Bug 763012 (GLUSTER-1280)

Summary: gf_mem_set_acct_info goes into spinlock busyloop, never returns
Product: [Community] GlusterFS Reporter: Shehjar Tikoo <shehjart>
Component: nfsAssignee: Shehjar Tikoo <shehjart>
Status: CLOSED CURRENTRELEASE QA Contact:
Severity: medium Docs Contact:
Priority: low    
Version: 3.1-alphaCC: gluster-bugs
Target Milestone: ---   
Target Release: ---   
Hardware: All   
OS: Linux   
Whiteboard:
Fixed In Version: Doc Type: Bug Fix
Doc Text:
Story Points: ---
Clone Of: Environment:
Last Closed: Type: ---
Regression: RTP Mount Type: nfs
Documentation: --- CRM:
Verified Versions: Category: ---
oVirt Team: --- RHEL 7.3 requirements from Atomic Host:
Attachments:
Description Flags
NFS volume file
none
CPU profile, open using kcachegrind none

Description Shehjar Tikoo 2010-08-04 06:45:18 EDT
Created attachment 268 [details]
Patched glxMesa Spec for the new CVS sources
Comment 1 Shehjar Tikoo 2010-08-04 06:46:01 EDT
Created attachment 269 [details]
lvs.cf file
Comment 2 Shehjar Tikoo 2010-08-04 06:46:16 EDT
This is seen on qa3.
Comment 3 Shehjar Tikoo 2010-08-04 09:09:31 EDT
When exporting a simple posix volume through NFS, on doing a showount -e localhost  on the NFS client/nfs server, glusterfsd goes into a cpu usage loop on a spinlock hanging the whole process. 

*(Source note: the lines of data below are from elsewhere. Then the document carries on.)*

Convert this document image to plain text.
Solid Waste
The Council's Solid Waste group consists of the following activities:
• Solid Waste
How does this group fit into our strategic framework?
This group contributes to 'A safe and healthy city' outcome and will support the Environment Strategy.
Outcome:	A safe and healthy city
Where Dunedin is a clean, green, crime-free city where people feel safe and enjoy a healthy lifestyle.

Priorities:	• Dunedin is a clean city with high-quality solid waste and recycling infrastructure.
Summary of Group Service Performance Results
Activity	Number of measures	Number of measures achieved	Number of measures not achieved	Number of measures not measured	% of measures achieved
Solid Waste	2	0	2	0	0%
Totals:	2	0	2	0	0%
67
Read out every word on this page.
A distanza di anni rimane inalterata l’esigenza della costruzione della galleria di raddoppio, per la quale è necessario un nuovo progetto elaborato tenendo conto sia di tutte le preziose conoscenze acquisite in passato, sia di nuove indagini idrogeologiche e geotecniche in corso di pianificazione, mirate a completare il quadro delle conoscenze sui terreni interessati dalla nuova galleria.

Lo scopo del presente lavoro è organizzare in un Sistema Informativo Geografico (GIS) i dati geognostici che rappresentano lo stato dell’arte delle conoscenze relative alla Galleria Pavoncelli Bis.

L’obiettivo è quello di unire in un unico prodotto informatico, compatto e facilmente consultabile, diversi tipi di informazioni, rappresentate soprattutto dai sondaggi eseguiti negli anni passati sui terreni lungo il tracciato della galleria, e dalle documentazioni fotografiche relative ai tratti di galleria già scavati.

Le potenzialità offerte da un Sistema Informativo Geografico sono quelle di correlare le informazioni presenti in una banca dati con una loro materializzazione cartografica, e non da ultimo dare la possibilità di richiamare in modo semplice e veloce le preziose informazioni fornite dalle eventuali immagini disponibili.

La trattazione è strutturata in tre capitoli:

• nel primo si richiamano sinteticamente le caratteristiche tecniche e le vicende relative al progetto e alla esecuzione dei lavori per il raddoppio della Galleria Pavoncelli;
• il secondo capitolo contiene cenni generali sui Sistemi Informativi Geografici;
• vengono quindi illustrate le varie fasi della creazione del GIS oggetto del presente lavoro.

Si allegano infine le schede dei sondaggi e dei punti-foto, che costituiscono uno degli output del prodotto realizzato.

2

The lock hung on is in: gf_mem_set_acct_info
Comment 4 Shehjar Tikoo 2010-08-05 00:42:37 EDT
Downgrading to Normal because the work-around is to disable memory-accounting by:

export GLUSTERFS_DISABLE_MEM_ACCT=1

And then running glusterfsd.
Comment 5 Shehjar Tikoo 2010-08-12 04:48:38 EDT
This probably caused by a bug in the memory accounting  init phase in NFS translator.
Comment 6 Shehjar Tikoo 2010-08-31 05:02:01 EDT
The bug occurs because before entering the NFS translator, the nfs-rpc layer does not set THIS, leaving it pointing to some other translator. The locking code sees some crap lock structure because the memory type to be indexed is crap because the translator which gets accessed while allocating memory in mount3.c, for mnt3-export, is not NFS but something else.
Comment 7 Vijay Bellur 2010-08-31 07:44:59 EDT
PATCH: http://patches.gluster.com/patch/4426 in master (nfsrpc: Introduce THIS-setting support to fix mem-accounting)
Comment 8 Vijay Bellur 2010-08-31 07:45:03 EDT
PATCH: http://patches.gluster.com/patch/4423 in master (nfs: Set actorxl to enable setting THIS to nfsx)
Comment 9 Shehjar Tikoo 2010-08-31 22:54:14 EDT
Regression test:

1. Export a simple posix volume through gnfs.

2. Start the nfs server.

3. At the nfs client:

$ showmount -e <server>

This will hang the nfs server in the mnt3-export code path. Verify this through log.

Next step.

4. Kill the nfs server daemon.

5. Run the following command:
export GLUSTERFS_DISABLE_MEM_ACCT=1

6. Start gnfs again.

7. Run the following command on the client:

$ showmount -e <server>

This time, the nfs server daemon will not hang. showmount will report the output correctly.

If with the patches here, step 3 still hangs, there is a regression.